The suspects, two teenagers and a 20-year-old, are charged with aggravated assault with a deadly weapon, and the district attorney’s office has already OK’d a hate crimes enhancement. The interesting thing about this is that aggravated assault with a deadly weapon is a first-degree felony, meaning that the hate crimes enhancement CANNOT result in a longer prison sentence. Under Texas law, a hate crimes finding bumps a third-degree felony up to a second-degree felony, or a second-degree felony up to a first-degree felony. However, if the crime is already a first-degree felony, there is no “bump up” available.
Coincidentally, the Galveston attack occurred on the eve of a trial in the beating of Jimmy Lee Dean in Dallas, a case that highlights the exact same issue. Dean’s alleged attackers are charged with first-degree felony aggravated robbery, but in his case the Dallas County DA’s Office chose not to seek a hate-crime enhancement. The DA’s Office argued that filing the case as a hate crime wouldn’t make sense because it wouldn’t lead to a longer sentence but could increase their burden of proof during the sentencing phase.
All this seems to focus even more attention on a bill that’s been filed in this year’s state legislative session by Democratic Rep. Marc Veasey of Fort Worth. The bill, backed by Equality Texas, calls for a study of Texas’ hate crimes act to determine why it isn’t being used more often. In the eight years since the act was passed, there have been only nine hate-crimes prosecutions statewide. This is despite the fact that thousands of cases have been classified as hate crimes by police. And keep in mind that these statistics include not only anti-gay hate crimes, but also all of the other protected classes including race.

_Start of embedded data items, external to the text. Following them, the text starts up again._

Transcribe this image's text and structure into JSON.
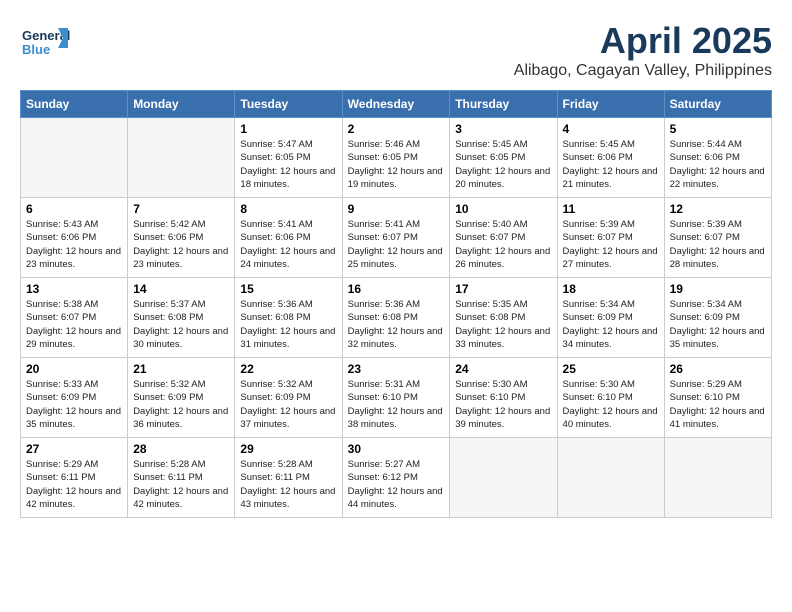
{
  "header": {
    "logo_text_general": "General",
    "logo_text_blue": "Blue",
    "month_year": "April 2025",
    "location": "Alibago, Cagayan Valley, Philippines"
  },
  "weekdays": [
    "Sunday",
    "Monday",
    "Tuesday",
    "Wednesday",
    "Thursday",
    "Friday",
    "Saturday"
  ],
  "weeks": [
    [
      {
        "day": "",
        "info": ""
      },
      {
        "day": "",
        "info": ""
      },
      {
        "day": "1",
        "info": "Sunrise: 5:47 AM\nSunset: 6:05 PM\nDaylight: 12 hours and 18 minutes."
      },
      {
        "day": "2",
        "info": "Sunrise: 5:46 AM\nSunset: 6:05 PM\nDaylight: 12 hours and 19 minutes."
      },
      {
        "day": "3",
        "info": "Sunrise: 5:45 AM\nSunset: 6:05 PM\nDaylight: 12 hours and 20 minutes."
      },
      {
        "day": "4",
        "info": "Sunrise: 5:45 AM\nSunset: 6:06 PM\nDaylight: 12 hours and 21 minutes."
      },
      {
        "day": "5",
        "info": "Sunrise: 5:44 AM\nSunset: 6:06 PM\nDaylight: 12 hours and 22 minutes."
      }
    ],
    [
      {
        "day": "6",
        "info": "Sunrise: 5:43 AM\nSunset: 6:06 PM\nDaylight: 12 hours and 23 minutes."
      },
      {
        "day": "7",
        "info": "Sunrise: 5:42 AM\nSunset: 6:06 PM\nDaylight: 12 hours and 23 minutes."
      },
      {
        "day": "8",
        "info": "Sunrise: 5:41 AM\nSunset: 6:06 PM\nDaylight: 12 hours and 24 minutes."
      },
      {
        "day": "9",
        "info": "Sunrise: 5:41 AM\nSunset: 6:07 PM\nDaylight: 12 hours and 25 minutes."
      },
      {
        "day": "10",
        "info": "Sunrise: 5:40 AM\nSunset: 6:07 PM\nDaylight: 12 hours and 26 minutes."
      },
      {
        "day": "11",
        "info": "Sunrise: 5:39 AM\nSunset: 6:07 PM\nDaylight: 12 hours and 27 minutes."
      },
      {
        "day": "12",
        "info": "Sunrise: 5:39 AM\nSunset: 6:07 PM\nDaylight: 12 hours and 28 minutes."
      }
    ],
    [
      {
        "day": "13",
        "info": "Sunrise: 5:38 AM\nSunset: 6:07 PM\nDaylight: 12 hours and 29 minutes."
      },
      {
        "day": "14",
        "info": "Sunrise: 5:37 AM\nSunset: 6:08 PM\nDaylight: 12 hours and 30 minutes."
      },
      {
        "day": "15",
        "info": "Sunrise: 5:36 AM\nSunset: 6:08 PM\nDaylight: 12 hours and 31 minutes."
      },
      {
        "day": "16",
        "info": "Sunrise: 5:36 AM\nSunset: 6:08 PM\nDaylight: 12 hours and 32 minutes."
      },
      {
        "day": "17",
        "info": "Sunrise: 5:35 AM\nSunset: 6:08 PM\nDaylight: 12 hours and 33 minutes."
      },
      {
        "day": "18",
        "info": "Sunrise: 5:34 AM\nSunset: 6:09 PM\nDaylight: 12 hours and 34 minutes."
      },
      {
        "day": "19",
        "info": "Sunrise: 5:34 AM\nSunset: 6:09 PM\nDaylight: 12 hours and 35 minutes."
      }
    ],
    [
      {
        "day": "20",
        "info": "Sunrise: 5:33 AM\nSunset: 6:09 PM\nDaylight: 12 hours and 35 minutes."
      },
      {
        "day": "21",
        "info": "Sunrise: 5:32 AM\nSunset: 6:09 PM\nDaylight: 12 hours and 36 minutes."
      },
      {
        "day": "22",
        "info": "Sunrise: 5:32 AM\nSunset: 6:09 PM\nDaylight: 12 hours and 37 minutes."
      },
      {
        "day": "23",
        "info": "Sunrise: 5:31 AM\nSunset: 6:10 PM\nDaylight: 12 hours and 38 minutes."
      },
      {
        "day": "24",
        "info": "Sunrise: 5:30 AM\nSunset: 6:10 PM\nDaylight: 12 hours and 39 minutes."
      },
      {
        "day": "25",
        "info": "Sunrise: 5:30 AM\nSunset: 6:10 PM\nDaylight: 12 hours and 40 minutes."
      },
      {
        "day": "26",
        "info": "Sunrise: 5:29 AM\nSunset: 6:10 PM\nDaylight: 12 hours and 41 minutes."
      }
    ],
    [
      {
        "day": "27",
        "info": "Sunrise: 5:29 AM\nSunset: 6:11 PM\nDaylight: 12 hours and 42 minutes."
      },
      {
        "day": "28",
        "info": "Sunrise: 5:28 AM\nSunset: 6:11 PM\nDaylight: 12 hours and 42 minutes."
      },
      {
        "day": "29",
        "info": "Sunrise: 5:28 AM\nSunset: 6:11 PM\nDaylight: 12 hours and 43 minutes."
      },
      {
        "day": "30",
        "info": "Sunrise: 5:27 AM\nSunset: 6:12 PM\nDaylight: 12 hours and 44 minutes."
      },
      {
        "day": "",
        "info": ""
      },
      {
        "day": "",
        "info": ""
      },
      {
        "day": "",
        "info": ""
      }
    ]
  ]
}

To learn more about Veasey’s bill, which is said to have decent chance of passing, go to www.equalitytexas.org. If the bill does pass, it would be the first pro-LGBT equality legislation to do so since the hate crimes act itself.

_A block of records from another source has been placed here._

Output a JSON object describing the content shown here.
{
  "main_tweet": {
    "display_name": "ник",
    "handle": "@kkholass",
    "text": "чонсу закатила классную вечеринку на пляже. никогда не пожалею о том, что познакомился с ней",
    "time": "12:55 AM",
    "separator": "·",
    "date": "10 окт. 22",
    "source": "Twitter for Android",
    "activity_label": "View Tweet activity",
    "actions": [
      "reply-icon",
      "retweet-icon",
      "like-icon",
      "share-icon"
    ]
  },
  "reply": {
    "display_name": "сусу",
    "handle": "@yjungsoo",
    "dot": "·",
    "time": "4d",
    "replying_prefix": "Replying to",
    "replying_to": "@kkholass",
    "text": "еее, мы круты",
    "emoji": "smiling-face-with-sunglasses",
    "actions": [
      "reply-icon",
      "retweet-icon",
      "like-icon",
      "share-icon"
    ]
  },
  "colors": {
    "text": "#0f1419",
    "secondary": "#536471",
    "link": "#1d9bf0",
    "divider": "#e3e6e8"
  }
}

CORRECTION: Aggravated assault with a deadly weapon is a second-degree felony, so the hate crimes enhancement will bump up the charge to a first-degree felony. If it were already a first-degree felony, it’s likely that the enhancement wouldn’t be filed.

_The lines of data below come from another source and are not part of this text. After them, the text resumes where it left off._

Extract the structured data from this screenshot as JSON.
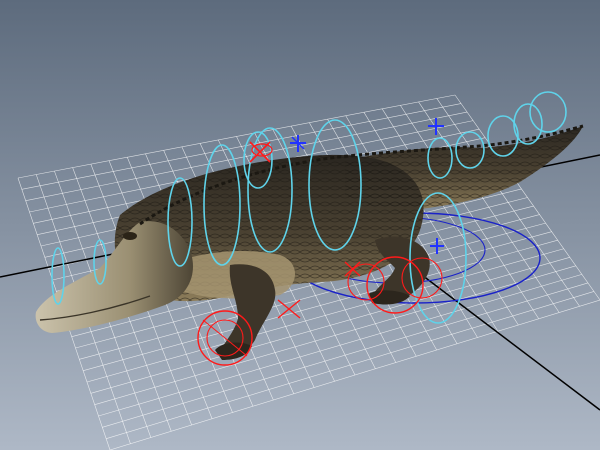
{
  "viewport": {
    "background_top": "#5d6b7d",
    "background_bottom": "#aeb8c6"
  },
  "scene": {
    "grid": {
      "line_color": "#ffffff",
      "axis_color": "#000000"
    },
    "rig": {
      "ik_color": "#ff1a1a",
      "fk_color": "#5fd3ea",
      "root_color": "#1a22c8",
      "pole_color": "#2233ff"
    },
    "model": {
      "name": "alligator",
      "skin_dark": "#2a2620",
      "skin_mid": "#4b4232",
      "belly": "#a59470",
      "snout_light": "#cbc3ac"
    }
  }
}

” . . . . these statistics include not only anti-gay hate crimes, but also all of the other protected classes including race.”
You said it right there ! These laws are unconstitutional since they violate the STATED (not merely implied) principle of equal protection under the law. Having :”protected classes” violates one of our most basic and important rights and the people should revolt violently against these laws !
To gjdagis:
We have always had special classes of victims in our criminal justice system. Police officers, for instance. If you kill a police officer, that is a capital offense, whereas if the person were not an officer, it may not be considered capital murder.
Children and the elderly are also special classes of victims and crimes against them can be, under the law, more stringently punished.
The idea of hate-crimes laws is not to make some victims special or better than other victims. The purpose is to make sure that victims who have often been seen as “less than” are seen as equal under the law. It wasn’t that long ago that someone who murdered a gay or lesbian or trans person did not get as stiff a sentenced as someone who murdered a “normal” person. Read up on the history of Richard Bednarski and Judge Jack Hampton to see what I mean.
It is fine if the penalties are not more severe, and the DA SHOULD choose the charge which is easiest to get a conviction on, all else being equal.
The wisdom of hate crime laws is not to inflict more severe sentences, and doing so opens them up to criticism from those who oppose them.
Their great utility is to encourage police and DA’s to investigate and prosecute hate crimes which otherwise might be ignored because local populations felt that the victims “deserve it”, and to make possible future violators know that they will be preosecuted.